The denouement of this tale has not been as widely reported, but then again, it’s not nearly so heart-warming. Apparently the homeless man is still wandering the frigid streets on bare feet, preferring to keep the new boots hidden in some secret location, and has lately been babbling to reporters about the unnamed people who want to kill him for his famous footwear. We’d love to tell a happier ending to the story, especially during the holiday season, but we are stuck with the facts.
This unpleasant plot twist is not, alas, at all surprising. Although the popular press typically portrays the homeless as innocent victims of impersonal economic forces, at least when there’s a Republican in the White House, our experience suggests that most of them are on the streets because they suffer from alcoholism, drug addiction, or a mental illness such as seems to afflict the barefoot vagrant. Which is not to say that the homeless are any less worthy of the public’s concern, even when there’s a Democrat in the White House, only that solutions other than hand-outs are required.
The officer in the story deserves all the praise he’s received for his generosity, as his act was clearly well intended, but we hope he now realizes that the $100 he reportedly spent on the boots would have been better spent elsewhere. Although it’s not clear what he could have done to provide more meaningful help for the homeless man, a question that has vexed more sophisticated policy-makers throughout the millennia in which there have been homeless people, it seems likely that officer would have done better by arresting the homeless man on a vagrancy charge and thereby at least providing him with a few days and nights of nourishment and warm shelter.

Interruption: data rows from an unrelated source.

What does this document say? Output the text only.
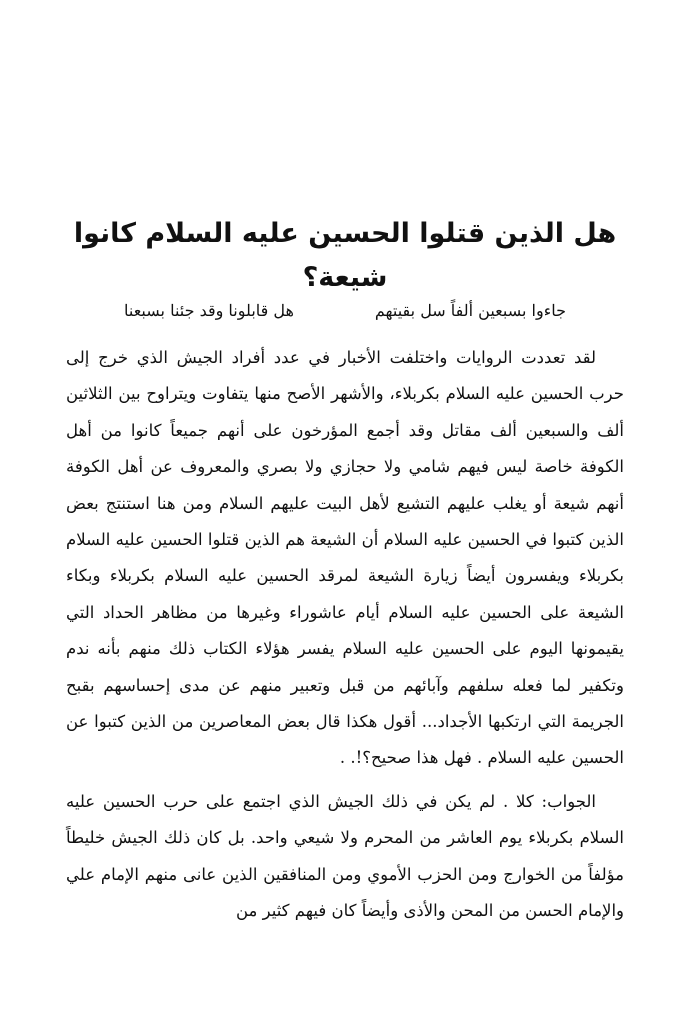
هل الذين قتلوا الحسين عليه السلام كانوا شيعة؟
جاءوا بسبعين ألفاً سل بقيتهم
هل قابلونا وقد جئنا بسبعنا

لقد تعددت الروايات واختلفت الأخبار في عدد أفراد الجيش الذي خرج إلى حرب الحسين عليه السلام بكربلاء، والأشهر الأصح منها يتفاوت ويتراوح بين الثلاثين ألف والسبعين ألف مقاتل وقد أجمع المؤرخون على أنهم جميعاً كانوا من أهل الكوفة خاصة ليس فيهم شامي ولا حجازي ولا بصري والمعروف عن أهل الكوفة أنهم شيعة أو يغلب عليهم التشيع لأهل البيت عليهم السلام ومن هنا استنتج بعض الذين كتبوا في الحسين عليه السلام أن الشيعة هم الذين قتلوا الحسين عليه السلام بكربلاء ويفسرون أيضاً زيارة الشيعة لمرقد الحسين عليه السلام بكربلاء وبكاء الشيعة على الحسين عليه السلام أيام عاشوراء وغيرها من مظاهر الحداد التي يقيمونها اليوم على الحسين عليه السلام يفسر هؤلاء الكتاب ذلك منهم بأنه ندم وتكفير لما فعله سلفهم وآبائهم من قبل وتعبير منهم عن مدى إحساسهم بقبح الجريمة التي ارتكبها الأجداد... أقول هكذا قال بعض المعاصرين من الذين كتبوا عن الحسين عليه السلام . فهل هذا صحيح؟!. .

الجواب: كلا . لم يكن في ذلك الجيش الذي اجتمع على حرب الحسين عليه السلام بكربلاء يوم العاشر من المحرم ولا شيعي واحد. بل كان ذلك الجيش خليطاً مؤلفاً من الخوارج ومن الحزب الأموي ومن المنافقين الذين عانى منهم الإمام علي والإمام الحسن من المحن والأذى وأيضاً كان فيهم كثير من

Good intentions wreak untold damage on society. A high-minded desire to provide homes for those with low credit scores created the subprime mortgage fiasco, the Great Society programs that waged war on poverty wrecked families and created long-term welfare dependence, and Rachel Carson’s altruistic environmentalism caused millions of malaria deaths. The kindly cop’s act of generosity did no harm, except for the loss of $100 to some charity that might have actually done some good with it, but it still provides an example of the road that is paved with good intentions.